South Korean government plans to implement a 20% tax on crypto earnings in 2023.


The South Korean financial regulator has said its employees who deal with digital currencies must file reports on their personal crypto holdings, described by a spokesperson for the agency as a “reminder of the existing code of conduct.” According to local reports, the requirement will extend to the Korean Financial Services Commission (FSC) employees working to develop the country’s response to crypto regulation, overseeing developments in the technology, and those tasked with monitoring crypto transactions. 

 

South Korean officials have until May 7 to file their returns. 

Staff members have been given until May 7 to file their returns or face disciplinary action for breaching the code of conduct. Internal agency rules require employees to report any investments to the chairman of the FSC. They are also expected to avoid trading if they have received insider information. The developments follow a furor over an employee trading cryptocurrencies back in December 2017, where the individual made significant profits trading digital currency on information the regulator had yet to make public.

 

South Korea to implement crypto tax law next year. 
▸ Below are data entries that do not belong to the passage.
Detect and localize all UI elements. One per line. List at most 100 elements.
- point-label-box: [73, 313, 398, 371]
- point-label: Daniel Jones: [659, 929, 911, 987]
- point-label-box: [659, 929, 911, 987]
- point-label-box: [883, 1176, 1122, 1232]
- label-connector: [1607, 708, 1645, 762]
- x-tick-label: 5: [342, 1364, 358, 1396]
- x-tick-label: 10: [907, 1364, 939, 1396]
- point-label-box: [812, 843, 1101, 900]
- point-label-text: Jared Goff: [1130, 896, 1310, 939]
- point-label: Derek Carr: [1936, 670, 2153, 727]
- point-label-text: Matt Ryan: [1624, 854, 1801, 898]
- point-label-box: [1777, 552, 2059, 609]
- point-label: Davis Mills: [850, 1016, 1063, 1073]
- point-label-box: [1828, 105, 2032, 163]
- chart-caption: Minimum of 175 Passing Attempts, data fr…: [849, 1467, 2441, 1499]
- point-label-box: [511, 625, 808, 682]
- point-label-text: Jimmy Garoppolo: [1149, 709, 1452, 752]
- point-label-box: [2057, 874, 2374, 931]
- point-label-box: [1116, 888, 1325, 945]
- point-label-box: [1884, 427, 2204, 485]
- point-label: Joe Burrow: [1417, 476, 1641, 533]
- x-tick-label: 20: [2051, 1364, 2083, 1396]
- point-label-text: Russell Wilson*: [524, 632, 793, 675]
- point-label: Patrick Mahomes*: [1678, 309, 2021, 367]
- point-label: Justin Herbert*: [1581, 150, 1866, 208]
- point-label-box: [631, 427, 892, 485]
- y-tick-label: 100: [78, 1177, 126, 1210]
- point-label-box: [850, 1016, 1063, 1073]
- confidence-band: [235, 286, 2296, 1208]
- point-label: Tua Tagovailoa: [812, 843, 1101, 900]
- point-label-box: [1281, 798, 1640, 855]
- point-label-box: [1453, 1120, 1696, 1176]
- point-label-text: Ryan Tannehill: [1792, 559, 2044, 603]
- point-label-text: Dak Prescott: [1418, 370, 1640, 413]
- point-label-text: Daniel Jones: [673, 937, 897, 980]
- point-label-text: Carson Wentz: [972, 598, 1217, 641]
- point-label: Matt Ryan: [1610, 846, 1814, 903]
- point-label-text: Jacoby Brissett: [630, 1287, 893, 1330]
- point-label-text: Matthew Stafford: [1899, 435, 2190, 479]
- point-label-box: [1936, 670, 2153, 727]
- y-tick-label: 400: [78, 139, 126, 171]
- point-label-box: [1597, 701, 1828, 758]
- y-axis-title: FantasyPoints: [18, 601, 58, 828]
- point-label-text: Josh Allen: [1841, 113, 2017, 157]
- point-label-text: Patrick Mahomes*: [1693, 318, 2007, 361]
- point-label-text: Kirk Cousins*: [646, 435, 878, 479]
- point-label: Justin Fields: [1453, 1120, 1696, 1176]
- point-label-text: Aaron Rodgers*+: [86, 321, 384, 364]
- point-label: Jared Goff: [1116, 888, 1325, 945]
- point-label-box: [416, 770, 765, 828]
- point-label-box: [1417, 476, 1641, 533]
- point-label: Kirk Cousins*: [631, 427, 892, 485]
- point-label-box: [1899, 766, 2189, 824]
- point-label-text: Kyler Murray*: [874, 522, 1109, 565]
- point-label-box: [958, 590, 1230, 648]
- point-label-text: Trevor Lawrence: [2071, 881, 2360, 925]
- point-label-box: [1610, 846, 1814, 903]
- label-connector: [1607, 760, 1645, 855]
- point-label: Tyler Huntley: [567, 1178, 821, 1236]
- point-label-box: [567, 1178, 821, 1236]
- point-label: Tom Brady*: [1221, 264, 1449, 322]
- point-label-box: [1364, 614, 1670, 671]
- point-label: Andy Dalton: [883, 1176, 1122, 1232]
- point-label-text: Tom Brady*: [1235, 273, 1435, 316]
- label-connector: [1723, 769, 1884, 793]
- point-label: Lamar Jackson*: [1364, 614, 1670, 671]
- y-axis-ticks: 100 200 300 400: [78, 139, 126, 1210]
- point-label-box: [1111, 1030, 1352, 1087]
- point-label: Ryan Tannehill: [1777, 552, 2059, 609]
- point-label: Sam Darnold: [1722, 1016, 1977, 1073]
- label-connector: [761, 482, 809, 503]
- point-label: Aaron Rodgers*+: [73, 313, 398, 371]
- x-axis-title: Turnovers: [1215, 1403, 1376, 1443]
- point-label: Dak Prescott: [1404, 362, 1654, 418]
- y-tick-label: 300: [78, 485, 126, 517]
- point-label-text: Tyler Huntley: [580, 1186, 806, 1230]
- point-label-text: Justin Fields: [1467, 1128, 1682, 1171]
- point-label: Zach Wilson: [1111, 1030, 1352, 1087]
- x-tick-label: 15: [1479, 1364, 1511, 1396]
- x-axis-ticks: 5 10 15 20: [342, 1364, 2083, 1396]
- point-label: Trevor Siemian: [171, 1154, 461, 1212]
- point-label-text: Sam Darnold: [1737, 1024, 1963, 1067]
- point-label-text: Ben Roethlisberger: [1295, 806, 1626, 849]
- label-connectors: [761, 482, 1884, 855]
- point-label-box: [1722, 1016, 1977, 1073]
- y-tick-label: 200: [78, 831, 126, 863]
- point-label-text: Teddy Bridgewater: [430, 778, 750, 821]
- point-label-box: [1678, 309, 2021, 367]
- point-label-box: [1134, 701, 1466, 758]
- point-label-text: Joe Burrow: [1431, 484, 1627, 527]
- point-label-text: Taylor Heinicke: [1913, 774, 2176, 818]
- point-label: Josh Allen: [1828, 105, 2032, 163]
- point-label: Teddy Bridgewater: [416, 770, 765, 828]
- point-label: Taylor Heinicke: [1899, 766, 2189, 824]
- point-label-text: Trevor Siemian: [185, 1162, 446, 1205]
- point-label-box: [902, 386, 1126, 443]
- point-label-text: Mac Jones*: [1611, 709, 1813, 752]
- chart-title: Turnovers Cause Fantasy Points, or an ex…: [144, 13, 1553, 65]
Earlier this month, South Korea’s finance minister said that the government would start taxing capital gains from trading cryptocurrencies from next year as previously proposed. “It’s inevitable, we will need to impose taxes on gains from trading of virtual assets,” finance minister Hong Nam-ki said in a news conference. When asked, the tax law should be delayed until the government has proper oversight over the industry. According to the upcoming law, any annual gains of more than 2.5 million won ($2,253) from trading cryptocurrencies will be subject to a 20% capital gains tax.